In general, the light client protects Secret against fork attacks. However, it is important to know what exactly the light client checks to understand what the remaining attack surface is. The light client validates compute transactions and their order. Specifically, it matches the set of transactions to be executed with the data hash field of the block at the current height. However, the light client does not validate transactions from other modules (such as bank). The light client also does not validate internal contract calls (i.e. if your contract was called from another contract) as these are dynamic (cannot be predicted nor validated in advance) however, these are signed in a way that can only be generated by another contract inside the enclave.

This means that we can trust contract executions - User address, inputs, sent funds are all part of the signed and validated inputs.

State modification attacks

Looking at state modification attacks - these refer to attacks that attempt to modify the internal state of the chain to create behaviour that allows to compromise confidential data. This can be done by changing the internal state values of the chain (even encrypted values can be replaced with other valid encrypted values) and executing the real transactions to see what happens.

For example, imagine a contract that has the following logic:

  1. Receive transaction from user with some amount of SCRT

  2. Validate that payment is exactly 1000 SCRT

  3. If payment is correct, reveal secret value

An attacker can use a modified chain to attack this logic in the following way:

  1. Send a transaction on the real chain with 1000 SCRT from an address that has 1 SCRT

  2. Wait for the transaction to fail on mainnet

  3. On a modified chain fund the attacker's address with 1000 SCRT

  4. Replay the real block from mainnet

  5. Reveal the secret value

This scenario illustrates how payment systems need to consider these attack values.

Protecting against modified state is coming in Secret v1.11, and will be solved by validating that values that are read from the chain are part of the merkle tree of the chain itself.

Combating Replay attacks ⁠— The Millionaire's Problem

This attack provides a specific example of a tx replay attack extracting the full information of a client based on replaying a tx.

Specifically, assume for millionaire's that you have a contract where one person inputs their amount of money, then the other person does, then the contract sends them both a single bit saying who has more — this is the simplest implementation for Millionaire's problem-solving. As person 2, binary search the interval of possible money amounts person 1 could have — say you know person 1 has less than N dollars. First, query with N/2 as your value with your node detached from the wider network, get the single bit out (whether the true value is higher or lower), then repeat by re-syncing your node and calling in. By properties of binary search, in log(n) tries (where n is the size of the interval) you'll have the exact value of person 1's input.

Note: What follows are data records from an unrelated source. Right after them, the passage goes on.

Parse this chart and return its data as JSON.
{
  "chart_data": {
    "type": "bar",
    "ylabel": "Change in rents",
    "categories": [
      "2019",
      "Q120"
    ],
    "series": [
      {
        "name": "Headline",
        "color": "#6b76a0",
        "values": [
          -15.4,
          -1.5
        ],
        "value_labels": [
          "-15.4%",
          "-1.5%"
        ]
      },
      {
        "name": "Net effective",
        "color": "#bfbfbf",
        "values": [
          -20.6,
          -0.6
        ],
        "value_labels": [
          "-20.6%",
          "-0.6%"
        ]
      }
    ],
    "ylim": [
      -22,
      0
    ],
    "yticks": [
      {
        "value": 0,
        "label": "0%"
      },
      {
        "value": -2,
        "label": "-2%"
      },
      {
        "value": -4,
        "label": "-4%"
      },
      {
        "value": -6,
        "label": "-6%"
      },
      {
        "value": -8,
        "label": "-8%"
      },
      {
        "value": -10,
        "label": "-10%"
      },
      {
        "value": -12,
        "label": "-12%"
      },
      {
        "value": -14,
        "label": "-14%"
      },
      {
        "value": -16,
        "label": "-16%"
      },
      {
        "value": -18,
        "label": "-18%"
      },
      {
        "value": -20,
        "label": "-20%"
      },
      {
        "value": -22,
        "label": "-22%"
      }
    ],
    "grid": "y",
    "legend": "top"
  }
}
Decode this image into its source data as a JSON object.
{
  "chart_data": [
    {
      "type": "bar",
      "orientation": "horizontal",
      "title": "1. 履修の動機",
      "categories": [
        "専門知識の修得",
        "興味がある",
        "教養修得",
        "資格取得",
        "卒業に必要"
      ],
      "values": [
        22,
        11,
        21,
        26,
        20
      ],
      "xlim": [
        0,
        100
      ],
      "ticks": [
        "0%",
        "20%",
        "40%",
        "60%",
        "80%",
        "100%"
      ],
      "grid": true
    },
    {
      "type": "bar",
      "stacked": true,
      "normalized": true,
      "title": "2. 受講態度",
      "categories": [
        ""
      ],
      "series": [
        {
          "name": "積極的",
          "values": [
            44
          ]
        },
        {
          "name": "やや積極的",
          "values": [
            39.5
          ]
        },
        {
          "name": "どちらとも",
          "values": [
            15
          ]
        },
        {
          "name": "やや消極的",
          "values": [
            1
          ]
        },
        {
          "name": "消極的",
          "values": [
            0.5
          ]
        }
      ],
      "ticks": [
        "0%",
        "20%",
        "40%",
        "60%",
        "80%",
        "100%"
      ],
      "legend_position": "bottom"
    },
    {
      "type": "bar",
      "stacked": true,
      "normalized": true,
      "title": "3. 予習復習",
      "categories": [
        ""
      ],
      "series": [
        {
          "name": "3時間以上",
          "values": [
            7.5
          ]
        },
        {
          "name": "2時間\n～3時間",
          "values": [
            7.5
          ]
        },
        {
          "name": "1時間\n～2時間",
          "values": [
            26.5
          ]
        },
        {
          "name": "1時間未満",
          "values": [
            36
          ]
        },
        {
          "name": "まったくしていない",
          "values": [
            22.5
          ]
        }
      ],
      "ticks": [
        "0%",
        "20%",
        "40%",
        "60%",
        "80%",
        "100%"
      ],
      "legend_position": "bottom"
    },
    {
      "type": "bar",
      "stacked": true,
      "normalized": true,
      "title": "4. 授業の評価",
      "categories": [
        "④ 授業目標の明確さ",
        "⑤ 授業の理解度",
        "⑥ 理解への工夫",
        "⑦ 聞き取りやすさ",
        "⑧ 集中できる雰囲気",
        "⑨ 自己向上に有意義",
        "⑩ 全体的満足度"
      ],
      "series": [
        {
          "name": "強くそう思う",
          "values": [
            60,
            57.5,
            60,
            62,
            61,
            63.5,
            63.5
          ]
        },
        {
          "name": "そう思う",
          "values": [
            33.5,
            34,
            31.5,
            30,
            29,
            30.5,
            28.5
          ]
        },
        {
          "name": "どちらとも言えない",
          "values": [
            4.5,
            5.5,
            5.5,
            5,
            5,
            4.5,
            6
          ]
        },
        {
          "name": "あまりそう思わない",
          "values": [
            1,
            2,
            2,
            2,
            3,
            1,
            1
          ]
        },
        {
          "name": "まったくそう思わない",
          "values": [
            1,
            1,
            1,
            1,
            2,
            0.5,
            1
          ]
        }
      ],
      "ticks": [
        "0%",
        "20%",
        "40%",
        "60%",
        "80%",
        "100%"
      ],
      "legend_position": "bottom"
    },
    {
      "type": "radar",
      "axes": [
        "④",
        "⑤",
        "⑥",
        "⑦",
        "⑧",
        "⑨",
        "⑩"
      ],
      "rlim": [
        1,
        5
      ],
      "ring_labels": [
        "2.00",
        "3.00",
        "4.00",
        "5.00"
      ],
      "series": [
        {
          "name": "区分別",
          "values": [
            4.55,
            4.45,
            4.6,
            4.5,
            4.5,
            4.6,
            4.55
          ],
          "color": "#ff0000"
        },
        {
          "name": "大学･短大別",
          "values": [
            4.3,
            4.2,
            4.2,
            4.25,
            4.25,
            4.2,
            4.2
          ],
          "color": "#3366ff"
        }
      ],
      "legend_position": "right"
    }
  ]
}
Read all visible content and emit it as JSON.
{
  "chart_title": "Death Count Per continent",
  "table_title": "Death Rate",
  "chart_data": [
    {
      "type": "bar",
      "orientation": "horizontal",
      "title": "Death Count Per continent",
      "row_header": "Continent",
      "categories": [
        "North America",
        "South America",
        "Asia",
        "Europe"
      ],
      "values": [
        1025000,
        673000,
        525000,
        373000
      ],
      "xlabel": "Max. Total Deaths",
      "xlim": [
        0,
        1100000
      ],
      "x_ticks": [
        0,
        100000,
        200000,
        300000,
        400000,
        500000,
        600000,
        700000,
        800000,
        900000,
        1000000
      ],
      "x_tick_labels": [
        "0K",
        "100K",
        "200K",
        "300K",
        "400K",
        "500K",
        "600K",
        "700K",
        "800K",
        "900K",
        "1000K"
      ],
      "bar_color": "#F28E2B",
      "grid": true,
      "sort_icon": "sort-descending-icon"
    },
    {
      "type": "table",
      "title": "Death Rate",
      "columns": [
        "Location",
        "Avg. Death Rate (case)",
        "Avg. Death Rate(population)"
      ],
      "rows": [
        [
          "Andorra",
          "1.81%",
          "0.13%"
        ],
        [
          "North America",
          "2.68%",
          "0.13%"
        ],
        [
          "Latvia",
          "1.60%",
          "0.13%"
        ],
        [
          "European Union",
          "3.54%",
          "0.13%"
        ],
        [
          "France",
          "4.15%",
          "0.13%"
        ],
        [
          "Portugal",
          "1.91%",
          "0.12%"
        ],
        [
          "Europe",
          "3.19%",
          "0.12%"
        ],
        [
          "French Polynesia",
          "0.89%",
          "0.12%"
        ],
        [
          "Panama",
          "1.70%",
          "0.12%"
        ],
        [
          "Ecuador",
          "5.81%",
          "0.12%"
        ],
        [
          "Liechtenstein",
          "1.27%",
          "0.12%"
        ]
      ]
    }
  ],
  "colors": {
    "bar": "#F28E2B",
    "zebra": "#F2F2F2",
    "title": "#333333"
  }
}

The naive solution to this is requiring the node to successfully broadcast the data of person 1 and person 2 to the network before revealing an answer (which is an implicit heartbeat test, that also ensures the transaction isn't replay-able), but even that's imperfect since you can reload the contract and replay the network state up to that broadcast, restoring the original state of the contract, then perform the attack with repeated rollbacks.

You could maybe implement the contract with the help of a 3rd party. I.e. the 2 players send their amounts. When the 3rd party sends an approval tx only then the 2 players can query the result. However, this is not good UX.